Conviene allora continuare gli Esami di Stato così?

Forse bisognerebbe rinnovare totalmente la formula esami.

Indubbiamente va aumentato il punteggio per la carriera scolastica, né 20 né 25 punti, ma almeno 40/100. Non possiamo operare solo per paura dei diplomifici che elargiscono voti alti.

Ricordiamo che quest’anno è presente un numero alto di non ammessi, quindi le scuole, nella maggior parte dei casi non sono certo imputabili di valutazioni non attendibili.

Le prove scritte, nazionali, dovrebbero essere anonime, come nei concorsi pubblici,valutate in ogni scuola da un gruppo di “docenti valutatori”, esterni, con precisa formazione docimologia.

Durante l’anno il Ministero dovrebbe inviare testi di prove da simulare nelle scuole in cui si esplicitino agli studenti le consegne e i criteri di valutazione su cui contemporaneamente si discute con i docenti valutatori, tarandone attendibilità e validità.
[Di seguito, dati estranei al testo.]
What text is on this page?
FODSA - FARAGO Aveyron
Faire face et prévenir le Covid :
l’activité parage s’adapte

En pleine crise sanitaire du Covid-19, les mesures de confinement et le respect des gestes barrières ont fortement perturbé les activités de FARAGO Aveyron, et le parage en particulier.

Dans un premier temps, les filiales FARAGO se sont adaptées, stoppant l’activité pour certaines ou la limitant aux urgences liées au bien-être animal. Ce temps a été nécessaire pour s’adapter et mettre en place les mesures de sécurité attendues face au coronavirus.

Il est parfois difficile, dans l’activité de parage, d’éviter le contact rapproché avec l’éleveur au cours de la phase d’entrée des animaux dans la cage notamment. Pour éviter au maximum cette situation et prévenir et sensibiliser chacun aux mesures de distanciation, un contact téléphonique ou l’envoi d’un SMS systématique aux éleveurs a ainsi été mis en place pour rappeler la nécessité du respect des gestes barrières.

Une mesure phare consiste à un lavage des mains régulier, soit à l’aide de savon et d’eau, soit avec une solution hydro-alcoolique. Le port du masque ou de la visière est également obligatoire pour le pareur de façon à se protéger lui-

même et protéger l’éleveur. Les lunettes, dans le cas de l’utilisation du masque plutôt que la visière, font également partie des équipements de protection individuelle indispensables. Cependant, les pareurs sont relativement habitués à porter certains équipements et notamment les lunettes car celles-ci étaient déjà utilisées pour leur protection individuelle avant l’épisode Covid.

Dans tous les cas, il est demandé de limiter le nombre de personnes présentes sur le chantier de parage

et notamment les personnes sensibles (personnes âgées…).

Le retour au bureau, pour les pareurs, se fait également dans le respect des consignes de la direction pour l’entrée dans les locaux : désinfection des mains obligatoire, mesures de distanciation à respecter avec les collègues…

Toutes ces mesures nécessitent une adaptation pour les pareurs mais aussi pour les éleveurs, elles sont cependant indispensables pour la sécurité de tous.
Sarebbero anche l’implicito riferimento a un curricolo nazionale nei contenuti e nell’approccio metodologico.

Lascerei alle prove la votazione di 45 totali.

Non so bene come modificare la formula del colloquio, la più discussa delle prove. Forse lascerei non più di due o tre discipline caratterizzanti il corso di studi, su cui si possa discutere seriamente senza le domandine a volo o i percorsi di difesa. Al colloquio non più di 15 punti.

Si risparmierebbe anche un po’ di denaro con una impostazione di tal genere.

Ogni Commissione costa, nonostante siano bassi i compensi per i commissari. E’ la pletoricità delle commissioni che andrebbe misurata. Nella commissione che ho presieduto quest’anno sono stati impegnati nove commissari e un presidente per trenta studenti. Con quali esiti in rapporto a costi/benefici?